Good looking fish. Must of been tough getting up to the peir. Kind of makes me pucker seeing arms and hands close to those teeth.


----------



## REELING 65 (Aug 18, 2009)

Awesome!


----------



## bullredman (Jul 19, 2005)

way to go.. nice fish


----------



## newsharker (Oct 31, 2009)

nice fish.


----------



## Fishin-Inc (May 27, 2004)

*cool*

Unusual pier catch! Nice sized one also! Green to ya.


----------



## dreamer (Aug 12, 2005)

NICE!!


----------



## aggiemulletboy (May 31, 2006)

Good lookin fish for sure! Great job


----------



## iwanashark (Jul 13, 2009)

good job! how did you get him on the peir?


----------



## Sea-Slug (May 28, 2004)

Awesome! Congrats!


----------



## Sharkbitten (Nov 20, 2009)

how did you get it up the pier?


----------



## troutless (Feb 17, 2006)

Congrats on a nice HH. Boy that would make my day.


----------



## Long Rodder (Oct 4, 2006)

Can I borrow your blue shirt?! Dang!


----------



## anywaterfisher (Jun 17, 2010)

big shark!! he looks hungry


----------



## ElTiburon (May 1, 2005)

NIIIIICE


----------



## goodwood (Mar 30, 2009)

nice fishes. that dorsal on the hammer is long.


----------



## gmoney (Jul 26, 2004)

You da man Gordaskipper! I know you have spent many a long night looking for such a fish. Your patience has paid off this year. You have caught some BIG fish off that pier. I am living through you. Congrats again gordaskipper, aka CSL.


----------



## gordaskipper (Feb 26, 2010)

*Thanks ya'all*

I appreciate all the remarks and congrats and GMONEY is right he knows!!...fish was roped...fought it about 40 mins thank God for Harrington's 552 blanks...325 yrds of 80lb on Newell 646 had maybe a third of line or less left when it finally stopped...It still pulled drag in small doses thought maybe a big ray at first...reel has 45lb drag but never was on all the way until the pier...I locked the drag down at pier once shock leader was on reel it still pulled drag...im just one lucky dude...we have seen a tiger shark out there 2 yrs ago in late September....hmmmmmm ya never know right?


----------



## gator (May 22, 2004)

Nice, I will have to make it down there, it's a great pier.


----------



## elpistolero45 (May 9, 2010)

Great Fish! Good For YOU!


----------



## trophytroutman (Mar 21, 2009)

Nice fish.Caught a small hammerhead years ago down there.


----------



## nuclear fishin (May 29, 2004)

Great catch! Congratulations Hope that dude swims up Crystal way


----------



## Long Rodder (Oct 4, 2006)

*How to get there from Richmond/Houston*

Alright; now I've got to ask. I have never fished Gorda. What's the best way to get there? I-10 or head out somewhere South of there?...

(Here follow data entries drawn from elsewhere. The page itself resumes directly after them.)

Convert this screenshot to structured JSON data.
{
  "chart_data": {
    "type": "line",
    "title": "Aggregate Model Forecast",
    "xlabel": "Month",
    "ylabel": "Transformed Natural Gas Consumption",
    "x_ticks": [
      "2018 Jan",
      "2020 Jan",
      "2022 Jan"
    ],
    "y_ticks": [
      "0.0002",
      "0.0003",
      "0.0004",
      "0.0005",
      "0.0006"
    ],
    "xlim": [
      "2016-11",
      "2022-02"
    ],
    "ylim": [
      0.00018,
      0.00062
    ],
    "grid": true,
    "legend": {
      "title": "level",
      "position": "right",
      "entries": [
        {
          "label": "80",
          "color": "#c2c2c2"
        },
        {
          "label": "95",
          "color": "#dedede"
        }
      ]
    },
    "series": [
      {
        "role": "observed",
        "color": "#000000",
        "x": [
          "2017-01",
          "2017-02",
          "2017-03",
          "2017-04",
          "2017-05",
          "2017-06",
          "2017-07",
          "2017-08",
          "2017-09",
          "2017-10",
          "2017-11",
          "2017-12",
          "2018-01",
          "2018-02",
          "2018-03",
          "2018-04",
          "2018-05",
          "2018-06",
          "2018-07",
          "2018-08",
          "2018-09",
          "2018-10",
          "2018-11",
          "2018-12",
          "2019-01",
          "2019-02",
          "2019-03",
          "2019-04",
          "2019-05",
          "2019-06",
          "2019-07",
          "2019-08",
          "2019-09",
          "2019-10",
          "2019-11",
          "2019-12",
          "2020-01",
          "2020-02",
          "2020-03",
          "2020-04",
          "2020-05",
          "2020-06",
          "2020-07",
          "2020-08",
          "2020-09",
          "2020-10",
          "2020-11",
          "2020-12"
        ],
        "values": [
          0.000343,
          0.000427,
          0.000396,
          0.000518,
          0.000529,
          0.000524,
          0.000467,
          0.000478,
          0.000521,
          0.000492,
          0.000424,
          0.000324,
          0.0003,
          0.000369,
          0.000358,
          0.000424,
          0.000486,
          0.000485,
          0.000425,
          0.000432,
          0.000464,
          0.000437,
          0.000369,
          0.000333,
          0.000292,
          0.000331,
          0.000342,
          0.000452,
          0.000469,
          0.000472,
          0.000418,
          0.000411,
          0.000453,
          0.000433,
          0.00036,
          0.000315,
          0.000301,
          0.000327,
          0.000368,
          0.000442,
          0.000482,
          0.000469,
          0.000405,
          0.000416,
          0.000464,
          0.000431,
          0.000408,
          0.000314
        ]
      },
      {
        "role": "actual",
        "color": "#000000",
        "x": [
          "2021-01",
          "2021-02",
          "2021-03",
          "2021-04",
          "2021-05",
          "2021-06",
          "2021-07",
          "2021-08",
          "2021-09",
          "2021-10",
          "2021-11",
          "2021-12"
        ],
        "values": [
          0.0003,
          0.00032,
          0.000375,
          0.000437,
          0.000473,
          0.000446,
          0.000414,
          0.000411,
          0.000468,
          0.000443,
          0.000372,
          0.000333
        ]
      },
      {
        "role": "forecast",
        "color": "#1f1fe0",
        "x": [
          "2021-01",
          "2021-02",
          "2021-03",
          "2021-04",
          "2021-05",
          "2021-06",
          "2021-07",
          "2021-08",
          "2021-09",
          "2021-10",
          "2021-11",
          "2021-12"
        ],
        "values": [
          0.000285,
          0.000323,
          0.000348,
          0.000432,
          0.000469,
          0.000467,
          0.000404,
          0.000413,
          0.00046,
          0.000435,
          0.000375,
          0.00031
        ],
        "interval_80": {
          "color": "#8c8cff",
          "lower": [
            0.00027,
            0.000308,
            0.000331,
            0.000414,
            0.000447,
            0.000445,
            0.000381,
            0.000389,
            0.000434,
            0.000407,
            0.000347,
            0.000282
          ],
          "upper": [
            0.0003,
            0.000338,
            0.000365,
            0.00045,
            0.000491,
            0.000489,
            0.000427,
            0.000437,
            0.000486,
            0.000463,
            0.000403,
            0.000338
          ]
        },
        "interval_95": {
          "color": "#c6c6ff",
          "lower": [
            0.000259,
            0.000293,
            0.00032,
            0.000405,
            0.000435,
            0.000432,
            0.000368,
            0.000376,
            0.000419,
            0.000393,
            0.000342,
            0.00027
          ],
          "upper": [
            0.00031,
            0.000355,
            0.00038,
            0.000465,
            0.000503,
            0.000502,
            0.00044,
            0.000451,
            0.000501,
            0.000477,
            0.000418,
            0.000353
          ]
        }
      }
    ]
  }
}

I do go to Corpus now and then but have tired of San Luis Pass and the adventure of getting onto and off the beach in that soft sand. I DO enjoy long rodding off the Surfside Jetty, but am game for something new.

Thanks.
Regards.
LR


----------



## Krash (May 21, 2004)

From Richmond,take 59 to Wharton. Then take 60 south through Bay City all the way to Matagorda.Turn left at the end of town,go over the big bridge and it'll take you right to the jetty/pier. Nice parking area there.
Beach access is about 1/2 mile before you reach the park.Look for the sign.


----------



## Long Rodder (Oct 4, 2006)

Krash, 
Excellent driving instructions; thanks. 

A couple questions about the pier:
1) How long is it?
2) How close can you park to it? 
3) How much does it cost to get on it?
4) Is there a limit to the number of rods one can take out (both long rods and/or bait rods)?
5) Any facilities (food, bait, rest room, etc.)?
6) How far above the water is it? 
7) If you hang something sizeable, can you 'walk' the fish off the pier and onto the beach or over to the jetty rocks to retrieve it?
8) What's the approx. water depth off the railing straight down? How about 40+ yards straight out?
Thanks again. LR


----------